SoftBank agrees to merger
T-Mobile US makes stock-for-stock offer for Sprint at market price
NEW YORK: SoftBank Group Corp, the majority owner of Sprint Corp, is willing to accept a stockfor-stock merger with T-Mobile US that values Sprint at or near its current market price, according to sources.
While the two sides haven’t agreed on an exact value, SoftBank doesn’t expect to receive much of a premium to Sprint’s current share price and may accept a deal that values the fourth-ranked US wireless carrier at about its US$34bil (RM142bil) market capitalisation, said the sources.
Deutsche Telekom AG, the majority owner of third-largest US wireless provider T-Mobile, previously told SoftBank it felt Sprint shares should be valued at a significant discount to their market value, the sources said. In recent months, Deutsche Telekom has told SoftBank it’s willing to come up on value for Sprint, they said.
At current market values, a stock-for-stock merger would give SoftBank almost 33% of the combined company and Deutsche Telekom about 39%. Deutsche Telekom plans to consolidate the merged company’s earnings by controlling the board of directors, said a source. Other governance arrangements haven’t been finalised, the source said.
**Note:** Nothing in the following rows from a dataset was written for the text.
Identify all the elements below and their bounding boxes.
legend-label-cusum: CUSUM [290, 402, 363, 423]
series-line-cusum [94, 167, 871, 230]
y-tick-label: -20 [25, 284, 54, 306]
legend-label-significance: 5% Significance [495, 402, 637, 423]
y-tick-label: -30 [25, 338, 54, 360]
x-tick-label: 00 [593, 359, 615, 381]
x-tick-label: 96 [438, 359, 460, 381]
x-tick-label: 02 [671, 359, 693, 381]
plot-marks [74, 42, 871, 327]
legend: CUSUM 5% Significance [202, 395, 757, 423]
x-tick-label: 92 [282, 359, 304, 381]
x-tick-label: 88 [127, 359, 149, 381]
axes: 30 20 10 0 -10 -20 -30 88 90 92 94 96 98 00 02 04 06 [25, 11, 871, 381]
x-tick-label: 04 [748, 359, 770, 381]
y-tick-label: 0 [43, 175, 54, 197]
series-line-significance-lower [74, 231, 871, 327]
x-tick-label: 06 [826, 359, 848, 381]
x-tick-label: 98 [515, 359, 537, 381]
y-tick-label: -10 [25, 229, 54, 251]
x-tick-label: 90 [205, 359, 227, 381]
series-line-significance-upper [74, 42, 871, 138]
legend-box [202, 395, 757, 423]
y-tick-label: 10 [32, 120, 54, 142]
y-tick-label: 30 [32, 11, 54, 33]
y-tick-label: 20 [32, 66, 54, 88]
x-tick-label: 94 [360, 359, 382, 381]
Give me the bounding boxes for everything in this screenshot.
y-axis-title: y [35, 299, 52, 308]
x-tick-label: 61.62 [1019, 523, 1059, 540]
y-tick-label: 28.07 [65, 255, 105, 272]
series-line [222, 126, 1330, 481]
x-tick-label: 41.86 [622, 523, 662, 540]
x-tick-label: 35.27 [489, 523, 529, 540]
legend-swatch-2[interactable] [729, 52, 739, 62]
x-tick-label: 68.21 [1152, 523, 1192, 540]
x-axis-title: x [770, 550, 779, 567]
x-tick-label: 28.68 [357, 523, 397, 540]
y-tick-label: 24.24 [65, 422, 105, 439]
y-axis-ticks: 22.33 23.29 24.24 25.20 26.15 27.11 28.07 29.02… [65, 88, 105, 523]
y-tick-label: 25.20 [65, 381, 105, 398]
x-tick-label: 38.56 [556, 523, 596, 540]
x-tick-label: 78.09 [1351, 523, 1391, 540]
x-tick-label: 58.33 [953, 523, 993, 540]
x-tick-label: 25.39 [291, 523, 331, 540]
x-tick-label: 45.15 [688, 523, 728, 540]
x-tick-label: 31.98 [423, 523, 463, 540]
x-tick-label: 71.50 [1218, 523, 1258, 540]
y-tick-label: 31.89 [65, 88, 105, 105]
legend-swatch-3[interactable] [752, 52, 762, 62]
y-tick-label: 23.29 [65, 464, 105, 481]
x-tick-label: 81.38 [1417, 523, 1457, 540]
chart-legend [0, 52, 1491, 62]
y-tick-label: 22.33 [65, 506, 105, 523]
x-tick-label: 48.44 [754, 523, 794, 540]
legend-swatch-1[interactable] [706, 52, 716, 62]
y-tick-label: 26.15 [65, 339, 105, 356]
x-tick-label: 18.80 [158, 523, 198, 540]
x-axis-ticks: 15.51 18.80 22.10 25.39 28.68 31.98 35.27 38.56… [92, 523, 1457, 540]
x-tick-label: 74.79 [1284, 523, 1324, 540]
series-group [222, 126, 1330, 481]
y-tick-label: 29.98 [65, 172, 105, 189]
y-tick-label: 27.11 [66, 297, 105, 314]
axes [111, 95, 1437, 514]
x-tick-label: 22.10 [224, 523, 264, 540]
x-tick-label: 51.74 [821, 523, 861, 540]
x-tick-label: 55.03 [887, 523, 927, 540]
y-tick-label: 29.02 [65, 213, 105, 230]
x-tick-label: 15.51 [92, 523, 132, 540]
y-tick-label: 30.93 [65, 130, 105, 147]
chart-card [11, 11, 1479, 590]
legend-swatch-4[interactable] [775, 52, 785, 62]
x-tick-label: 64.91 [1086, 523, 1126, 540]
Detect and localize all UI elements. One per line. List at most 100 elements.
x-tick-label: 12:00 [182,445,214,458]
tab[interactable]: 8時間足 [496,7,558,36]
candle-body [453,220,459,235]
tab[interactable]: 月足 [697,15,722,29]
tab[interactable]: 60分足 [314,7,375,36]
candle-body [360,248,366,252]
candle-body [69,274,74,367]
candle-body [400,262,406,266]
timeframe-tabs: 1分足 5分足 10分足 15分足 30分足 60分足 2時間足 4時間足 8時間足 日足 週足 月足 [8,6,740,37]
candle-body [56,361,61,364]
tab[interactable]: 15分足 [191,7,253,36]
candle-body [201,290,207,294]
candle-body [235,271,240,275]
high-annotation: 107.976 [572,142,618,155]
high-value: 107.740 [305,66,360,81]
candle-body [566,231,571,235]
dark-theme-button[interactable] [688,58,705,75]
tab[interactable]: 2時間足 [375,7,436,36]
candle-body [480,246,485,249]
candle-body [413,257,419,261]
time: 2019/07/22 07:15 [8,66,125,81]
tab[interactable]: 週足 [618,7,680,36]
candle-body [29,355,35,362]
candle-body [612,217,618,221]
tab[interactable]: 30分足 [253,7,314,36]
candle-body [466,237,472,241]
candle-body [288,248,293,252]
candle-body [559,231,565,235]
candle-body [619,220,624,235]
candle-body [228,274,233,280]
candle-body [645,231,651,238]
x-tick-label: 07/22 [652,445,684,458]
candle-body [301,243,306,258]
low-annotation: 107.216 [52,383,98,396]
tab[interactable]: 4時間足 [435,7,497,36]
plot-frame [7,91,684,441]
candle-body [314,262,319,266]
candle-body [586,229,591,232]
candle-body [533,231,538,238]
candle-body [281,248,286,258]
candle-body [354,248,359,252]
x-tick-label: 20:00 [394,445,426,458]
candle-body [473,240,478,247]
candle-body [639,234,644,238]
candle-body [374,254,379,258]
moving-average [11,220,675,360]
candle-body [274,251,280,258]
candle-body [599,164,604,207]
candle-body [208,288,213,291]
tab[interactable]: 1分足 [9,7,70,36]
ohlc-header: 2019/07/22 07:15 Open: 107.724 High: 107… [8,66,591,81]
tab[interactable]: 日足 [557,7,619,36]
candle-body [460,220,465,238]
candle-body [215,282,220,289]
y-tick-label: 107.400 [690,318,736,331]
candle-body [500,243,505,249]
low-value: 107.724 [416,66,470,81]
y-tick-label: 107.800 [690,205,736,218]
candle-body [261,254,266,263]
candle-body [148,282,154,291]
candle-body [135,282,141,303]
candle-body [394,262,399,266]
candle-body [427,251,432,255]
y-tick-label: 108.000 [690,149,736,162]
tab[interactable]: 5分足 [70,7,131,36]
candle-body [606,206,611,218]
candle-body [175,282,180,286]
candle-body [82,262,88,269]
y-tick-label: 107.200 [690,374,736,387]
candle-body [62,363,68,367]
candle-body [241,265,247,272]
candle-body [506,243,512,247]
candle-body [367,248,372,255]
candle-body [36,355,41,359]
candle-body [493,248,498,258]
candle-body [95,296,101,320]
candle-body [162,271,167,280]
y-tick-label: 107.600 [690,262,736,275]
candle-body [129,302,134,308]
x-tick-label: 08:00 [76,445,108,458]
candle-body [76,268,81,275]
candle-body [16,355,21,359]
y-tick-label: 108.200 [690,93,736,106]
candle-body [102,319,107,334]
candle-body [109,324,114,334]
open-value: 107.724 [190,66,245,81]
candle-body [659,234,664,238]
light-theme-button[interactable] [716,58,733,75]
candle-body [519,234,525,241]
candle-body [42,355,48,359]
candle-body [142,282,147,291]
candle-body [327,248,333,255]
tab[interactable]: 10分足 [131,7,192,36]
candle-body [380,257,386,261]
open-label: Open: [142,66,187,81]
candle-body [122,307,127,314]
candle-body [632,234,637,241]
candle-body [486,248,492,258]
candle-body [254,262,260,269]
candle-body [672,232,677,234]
Deutsche Telekom is pressing for a deal that would value Sprint below its current market capitalisation, which could leave SoftBank owning 30% or less of the combined company, a source said.
Another source said the terms haven’t been resolved and that SoftBank is unlikely to accept a deal for less than Sprint’s market value. How the two sides will determine market value remains undecided.
It also hasn’t been decided whether Sprint shares or T-Mobile will issue shares to complete the deal.
Representatives for SoftBank, Sprint and T-Mobile declined to comment.